RC (DNA: RG 59, DD); 2 p.; at head of text: “(No. 70.)”; at foot of text: “The Secretary of State”; endorsed by TJ as received 31 May 1793 and so recorded in SJL. Tr (Lb in same). Enclosures: (1) Bill of Lading, Petersburg, Virginia, 2 Feb. 1793, for shipping 7,218 bushels of wheat to Cadiz on the Mary for Gurdon Bachus of Petersburg (printed form in same; signed by Joseph Perkins; endorsed on verso: “Copy of Original left at Belleam Custom House”). (2) Joseph Perkins to Humphreys, Lisbon, 23 Mch. 1793, stating that the brig Mary, owned by Moses Brown of Newburyport and commanded by himself, put into Lisbon for safety on the way to Cadiz and was being unjustly detained on the pretended grounds that its cargo of wheat “was order’d to this market” and “invested entirely to my care independent of any Consignee”; that he would sail to his destination come what may unless the vessel and cargo were confiscated, thereby enabling him to justify himself to his employers; and that he should be paid the price of the market he is bound for if bread is urgently needed in Lisbon, where the price is only four-fifths of that in neighboring ports and will not cover the freight and charges of the voyage (Tr in same; signed by Perkins). (3) Humphreys to Luis Pinto de Sousa Coutinho, 25 Mch. 1793, promising to transmit to his government as soon as possible Pinto’s 20 Mch. answer to several communications on the subjects of grain and flour, transmitting Nos. 1 and 2 to verify the destination of the Mary and document the hardship caused by its detention, and requesting that the ship be allowed to proceed on her voyage before her perishable cargo was ruined (Tr in same, in Humphreys’s hand; Tr in Lb in same). (4) Pinto de Sousa Coutinho to Humphreys, n.d., enclosing an advisory for the Mary to be released from customs so that it may continue its voyage (Tr in same, in Portuguese, in Humphreys’s hand; Tr in Lb in same).

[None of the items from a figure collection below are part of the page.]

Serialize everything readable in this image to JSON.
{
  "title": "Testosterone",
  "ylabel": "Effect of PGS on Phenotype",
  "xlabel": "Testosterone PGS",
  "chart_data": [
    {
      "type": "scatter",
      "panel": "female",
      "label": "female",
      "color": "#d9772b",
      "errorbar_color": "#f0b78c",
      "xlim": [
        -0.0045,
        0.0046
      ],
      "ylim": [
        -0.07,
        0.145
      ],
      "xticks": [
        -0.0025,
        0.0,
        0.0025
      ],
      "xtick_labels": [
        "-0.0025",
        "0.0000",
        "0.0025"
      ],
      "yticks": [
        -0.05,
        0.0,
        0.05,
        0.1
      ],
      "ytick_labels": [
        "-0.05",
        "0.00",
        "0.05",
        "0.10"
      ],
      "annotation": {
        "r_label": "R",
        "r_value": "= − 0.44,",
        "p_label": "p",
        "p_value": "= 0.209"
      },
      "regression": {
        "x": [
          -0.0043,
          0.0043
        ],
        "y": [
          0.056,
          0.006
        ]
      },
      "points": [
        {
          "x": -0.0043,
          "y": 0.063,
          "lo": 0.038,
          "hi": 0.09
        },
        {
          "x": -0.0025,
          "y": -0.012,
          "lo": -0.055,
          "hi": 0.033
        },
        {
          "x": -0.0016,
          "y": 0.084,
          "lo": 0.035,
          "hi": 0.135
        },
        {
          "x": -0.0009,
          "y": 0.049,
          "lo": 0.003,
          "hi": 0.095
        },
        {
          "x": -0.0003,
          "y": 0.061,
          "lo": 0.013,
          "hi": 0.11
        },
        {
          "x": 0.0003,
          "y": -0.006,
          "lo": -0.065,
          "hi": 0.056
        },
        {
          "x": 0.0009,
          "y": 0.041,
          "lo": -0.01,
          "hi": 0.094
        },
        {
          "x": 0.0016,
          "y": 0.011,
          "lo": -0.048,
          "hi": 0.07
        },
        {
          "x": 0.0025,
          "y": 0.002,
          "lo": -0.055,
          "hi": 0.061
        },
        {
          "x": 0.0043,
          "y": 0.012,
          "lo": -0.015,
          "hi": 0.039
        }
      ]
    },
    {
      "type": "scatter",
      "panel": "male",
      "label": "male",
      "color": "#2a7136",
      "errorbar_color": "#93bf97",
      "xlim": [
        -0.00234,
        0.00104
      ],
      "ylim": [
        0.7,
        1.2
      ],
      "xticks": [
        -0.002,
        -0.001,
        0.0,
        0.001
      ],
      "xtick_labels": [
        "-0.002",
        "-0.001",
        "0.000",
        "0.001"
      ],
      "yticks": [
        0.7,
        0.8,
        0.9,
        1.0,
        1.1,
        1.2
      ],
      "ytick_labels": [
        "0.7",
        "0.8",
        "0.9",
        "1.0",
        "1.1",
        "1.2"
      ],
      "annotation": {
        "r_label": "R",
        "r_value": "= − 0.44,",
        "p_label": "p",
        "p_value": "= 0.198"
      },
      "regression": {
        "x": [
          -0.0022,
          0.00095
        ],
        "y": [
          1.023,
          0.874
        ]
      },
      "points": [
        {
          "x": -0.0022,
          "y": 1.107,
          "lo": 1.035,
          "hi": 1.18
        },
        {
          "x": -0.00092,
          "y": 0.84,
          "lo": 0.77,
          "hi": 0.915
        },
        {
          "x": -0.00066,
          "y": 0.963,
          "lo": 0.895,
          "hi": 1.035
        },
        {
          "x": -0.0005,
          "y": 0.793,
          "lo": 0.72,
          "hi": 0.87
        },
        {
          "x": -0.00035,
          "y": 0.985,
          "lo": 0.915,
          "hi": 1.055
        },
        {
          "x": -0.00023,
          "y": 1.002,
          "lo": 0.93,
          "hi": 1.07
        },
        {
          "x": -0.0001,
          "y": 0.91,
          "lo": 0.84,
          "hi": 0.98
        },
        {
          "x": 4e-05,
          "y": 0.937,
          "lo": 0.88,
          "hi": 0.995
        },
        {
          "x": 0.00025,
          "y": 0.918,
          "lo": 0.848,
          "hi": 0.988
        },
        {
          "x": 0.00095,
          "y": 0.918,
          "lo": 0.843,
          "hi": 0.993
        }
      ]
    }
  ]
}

The enclosed letter from William Short to TJ has not been identified; its receipt was not recorded in SJL on 31 May 1793 when TJ registered Humphreys’s letter. Short’s letter to Alexander Hamilton was dated either 22 or 30 Mch. 1793 (Syrett, Hamilton description begins Harold C. Syrett and others, eds., The Papers of Alexander Hamilton, New York, 1961–87, 27 vols. description ends , xiv, 235–6, 261–3). TJ submitted Humphreys’s letter to the President on 31 May 1793 (Washington, Journal description begins Dorothy Twohig, ed., The Journal of the Proceedings of the President, 1793–1797, Charlottesville, 1981 description ends , 157).